The idea of jit compilation is to run/compile the program in python once, and cache the compiled program for repetitive evaluations. Because of the overhead of compilation, it would be the best if similar inputs would not trigger re-compilation. To this end, jax transformations must be agnostic of the values of the inputs, and they must know the shape and dtype of the inputs and outputs to comply wiht the XLA's requirement of being compile-time static.

It may sould like one should jit everything but this is not always possible. Consider this.

# NOT WORKING!
from jax import jit

@jit
def f(x):
  if x > 0: return x
  else: return jnp.stack([x,x])

try: f(3)
except Exception as e: print(e)
Attempted boolean conversion of traced array with shape bool[].
The error occurred while tracing the function f at <code block: n4>:4 for jit. This concrete value was not available in Python because it depends on the value of the argument x.
See https://docs.jax.dev/en/latest/errors.html#jax.errors.TracerBoolConversionError

This function is not jit'able. This would error out becasue the value of x must be known upfront to be able to determine the shape of the output. Of course one can get around the if statement with jnp.where (which makes explicit both branches). Conveniently, ALL jax.numpy operations are jittable. But consider this

# NOT WORKING!
from jax import jit

@jit
def f(x):
  if x > 0: return x
  else: return jnp.stack([x,x])

try: f(3)
except Exception as e: print(e)
Attempted boolean conversion of traced array with shape bool[].
The error occurred while tracing the function f at <code block: n5>:4 for jit. This concrete value was not available in Python because it depends on the value of the argument x.
See https://docs.jax.dev/en/latest/errors.html#jax.errors.TracerBoolConversionError

This function is not jit compatible neither. XLA really does not like python while loops because they are fully dynamic. Intermediate states COULD (they don't necessary have to but they could) change dtype and shape depending on the value, so XLA has no hope to analyze it statically.

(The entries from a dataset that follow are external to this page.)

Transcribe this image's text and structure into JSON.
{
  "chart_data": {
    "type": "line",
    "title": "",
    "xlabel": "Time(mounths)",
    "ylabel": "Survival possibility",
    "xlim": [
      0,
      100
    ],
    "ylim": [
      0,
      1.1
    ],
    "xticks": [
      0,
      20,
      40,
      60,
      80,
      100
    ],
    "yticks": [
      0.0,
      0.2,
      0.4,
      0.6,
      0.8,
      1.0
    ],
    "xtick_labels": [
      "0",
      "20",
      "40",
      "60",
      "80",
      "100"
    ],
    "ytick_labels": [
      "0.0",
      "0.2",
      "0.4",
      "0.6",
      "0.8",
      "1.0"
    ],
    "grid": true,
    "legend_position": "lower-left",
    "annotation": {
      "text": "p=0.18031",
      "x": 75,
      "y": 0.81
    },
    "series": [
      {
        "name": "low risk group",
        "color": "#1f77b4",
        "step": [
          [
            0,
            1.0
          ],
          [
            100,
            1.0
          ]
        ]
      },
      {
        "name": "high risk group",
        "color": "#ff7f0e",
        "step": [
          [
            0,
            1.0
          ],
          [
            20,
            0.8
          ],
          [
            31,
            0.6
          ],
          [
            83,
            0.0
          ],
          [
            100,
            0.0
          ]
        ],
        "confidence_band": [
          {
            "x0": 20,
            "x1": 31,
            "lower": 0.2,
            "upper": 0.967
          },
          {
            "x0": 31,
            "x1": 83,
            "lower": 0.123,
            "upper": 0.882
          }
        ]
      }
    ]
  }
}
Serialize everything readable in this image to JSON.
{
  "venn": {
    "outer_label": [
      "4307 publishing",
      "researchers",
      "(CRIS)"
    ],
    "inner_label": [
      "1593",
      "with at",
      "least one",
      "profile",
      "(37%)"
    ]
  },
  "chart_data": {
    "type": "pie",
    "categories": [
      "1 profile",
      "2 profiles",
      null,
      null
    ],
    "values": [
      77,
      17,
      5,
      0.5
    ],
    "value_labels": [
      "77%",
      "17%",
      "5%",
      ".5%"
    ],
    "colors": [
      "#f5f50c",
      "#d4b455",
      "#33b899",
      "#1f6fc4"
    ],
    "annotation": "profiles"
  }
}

Two fixes are possible. One is to make it a static control flow by specifying the number of iterations i.e. treating n as constant at compile time. Effectively the loop is unrolled at compile time.

from jax import jit
from functools import partial

@partial(jit, static_argnums=1)
def g(x, n):
    i = 0
    while i < n: i += 1
    return x + i

print(g(1, 5))
6

Another is to use (dynamic) structured control flow jax.lax.while_loop. The number of iterations is allowed to be dynamic (with static dtype and shape of course), but the structure of the contidion and body functions are static.

from jax import jit
from jax.lax import while_loop

def cond_fun(val):
    i, n = val
    return i < n

def body_fun(val):
    i, n = val
    return i + 1, n

@jit
def g(x, n):
    end, _ = while_loop(cond_fun, body_fun, (0, n))
    return x + end

print(g(1, 5))
6

Details here. More control flow operators: check this page.

grad grad!

When you can compose grad and jacobian to get Hessian, you know automatic differentiation of jax is done right. Define your function and grad your way out with respect to any variable you are interested. Compose it with jit for performance. Some obvious caveats:

  • functions must be scalar-valued (there is jax.jacobian for vector valued funcs)
  • inputs must be continous (e.g. float)
  • functions must be differentiable (indexing, argmax etc are not ok)

Simple profiling/testing

Use .block_until_ready() on the output jax.Array of functions to measure the time consumed to execute the function. There is no testing module in jax. Use np.testing.assert_allclose to check the results.

Type hints

Use jax.typing.ArrayLike for array input and jax.Array for array output.